Article 49 would create a Traffic Safety Advisory Committee by law to make safer streets, reduce administrative burdens and bring in more state and federal funds.
I sponsored this article at the recommendation of Select Board member Erin Noonan and after numerous conversations with Police Chief Dennis King, Amy McHugh of the Highway Department and Town Planner Becky Curran, among others. All expressed support. In fact, Chief King is already at work developing processes for the committee based on an early ad hoc iteration of a Traffic Committee.
My own background is as a researcher, writer and professor. I have been studying traffic and transportation issues for decades and did coursework on transportation planning at the University of Michigan College of Engineering during my doctoral studies. When not getting greasy working on one of our five cars and trucks, I write about traffic and mobility issues. I also work as a state-certified professional driving instructor for the Marblehead Auto School. Recognizing my interest and experience, last week the Marblehead Select Board appointed me to serve as the town’s representative to the MBTA Advisory Board.
Over the few years, I’ve been heartened to watch the town move toward developing safer streets. In 2018, the Select Board signed a Complete Streets Policy and formally adopted the Rail Trail. Town Meeting in 2020 voted to lower the town-wide speed limit from 30 miles an hour to a far safer 25 miles an hour and empowered the Select Board to set the limit at 20 mph wherever they want to declare a school or other safety zone. Our school principals have committed themselves to work with the federally funded MassDOT Safe Routes to Schools Program to provide students with safe ways to walk, bike and roll.
Yet outside money has slipped through our fingers, departments, especially the police, are overburdened, and residents are routinely frustrated and discouraged with efforts to improve our streets. We find driving stressful, biking harrowing, and have tragic accidents that could be avoided. We need a more holistic approach.
Therefore, following the best examples of communities large and small throughout the Commonwealth,
Article 49 therefore asks the town to establish a Traffic Safety Advisory Committee by law. I have spent the last year reading traffic committee meeting minutes, investigating their structures, and asking their members what works and what doesn’t.

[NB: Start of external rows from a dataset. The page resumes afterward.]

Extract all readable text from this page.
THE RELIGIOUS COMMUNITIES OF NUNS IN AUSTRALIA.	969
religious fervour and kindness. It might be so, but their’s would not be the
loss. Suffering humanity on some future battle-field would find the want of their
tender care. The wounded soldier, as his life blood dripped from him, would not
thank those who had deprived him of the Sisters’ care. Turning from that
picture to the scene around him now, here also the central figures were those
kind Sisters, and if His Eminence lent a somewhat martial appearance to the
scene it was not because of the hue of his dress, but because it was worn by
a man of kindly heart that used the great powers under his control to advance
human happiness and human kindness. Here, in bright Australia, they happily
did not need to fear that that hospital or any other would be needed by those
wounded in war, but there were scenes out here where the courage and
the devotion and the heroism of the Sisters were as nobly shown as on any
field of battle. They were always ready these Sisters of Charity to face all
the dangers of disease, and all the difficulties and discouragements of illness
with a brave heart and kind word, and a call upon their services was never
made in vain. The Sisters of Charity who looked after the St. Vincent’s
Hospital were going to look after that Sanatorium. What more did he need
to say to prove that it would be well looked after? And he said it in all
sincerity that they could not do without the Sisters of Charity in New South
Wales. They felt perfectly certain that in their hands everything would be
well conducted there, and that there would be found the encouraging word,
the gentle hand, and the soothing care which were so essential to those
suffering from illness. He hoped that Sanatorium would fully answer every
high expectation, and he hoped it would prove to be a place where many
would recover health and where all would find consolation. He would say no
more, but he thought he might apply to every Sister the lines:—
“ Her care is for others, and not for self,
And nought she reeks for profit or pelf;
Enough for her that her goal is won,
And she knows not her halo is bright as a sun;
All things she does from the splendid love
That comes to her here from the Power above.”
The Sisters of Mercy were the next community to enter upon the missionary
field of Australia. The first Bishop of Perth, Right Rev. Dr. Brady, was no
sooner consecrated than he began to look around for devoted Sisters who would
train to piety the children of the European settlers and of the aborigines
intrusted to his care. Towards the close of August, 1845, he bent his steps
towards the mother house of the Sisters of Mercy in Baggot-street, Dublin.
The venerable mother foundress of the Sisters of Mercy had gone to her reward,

Dedham has a robust, fair, and open process for receiving citizen requests and implementing traffic calming interventions. Falmouth has given its Traffic Study Committee — approved by voters 1967 — an especially wide and proactive remit. Citizen members are appointed to Swampscott’s traffic committee by the Select Board (not the town manager), and its chair rotates annually. In addition, representatives of the police, DPW, and fire departments, the town’s director of community development and a Disability Commission representative serves on the board. And yes, you read that right, even Swampscott has a Traffic Advisory Committee!
The proposed bylaw intentionally has only a few specific provisions. It directs the committee to hold a monthly open meeting, to report to the Select Board quarterly and make recommendations in a timely manner. The Select Board will appoint representatives from the relevant departments and appoint citizen members by majority vote.
In addition to receiving citizen requests for traffic calming, the Traffic Safety Advisory Committee will work to implement the Marblehead Complete Streets Policy and evaluate public safety issues involving traffic, roads and other transportation infrastructure in the town. I believe we should iterate our processes and define our scope during the committee’s first 12 months as we see what works. If necessary, Town Meeting can then refine the bylaw.
Some may object to forming yet another committee and worry that it will increase bureaucracy and administrative burdens. In fact, the committee will incorporate and therefore replace the moribund Complete Streets Committee and Traffic Committees. It will reduce the workload of the Marblehead Police Department, the town administrator and others, while also ensuring better outcomes across the board.
Common to all the many case histories of traffic issues in town that I have studied are the months-long, ultimately fruitless and counter productive email chains. I see the same issues recurring and each time the wheel is reinvented. Town staff waste time, and residents give up in frustration.
Some may worry that this will cost money. In fact, it will help to secure state and especially federal funds. For example, the town has submitted three applications for “Safe Routes to Schools” money. The first two were unsuccessful, in large part because the police chief was left to fend for himself at the 11th hour. Had the School Department laid the ground work over the preceding years and taken a lead role early on, we would have succeeded.
Interestingly, Chief King called on me to query state accident data in support of another grant, which was successful. I’m glad we got it. But the state grant coordinator told me that the feds had thrown so much money into this particular grant that every town that applied was awarded money.
It took all of about half an hour to collect 50 signatures and get the article on the warrant. All I had to do was stand with a clipboard by the Rail Trail crossing at West Shore Drive. I heard from people on bikes, on foot, and best of all, I heard from drivers. Let me be clear: This isn’t about surrendering our streets to bicycles. It isn’t about usurping the role of the MPD, the DPW, or the executive branch. It is about making life less stressful and more pleasant for all road users, no matter how they chose to move.
We need a comprehensive, all-hands approach. The Traffic Safety Advisory Committee is the path forward. I urge you to vote “yes” on 49.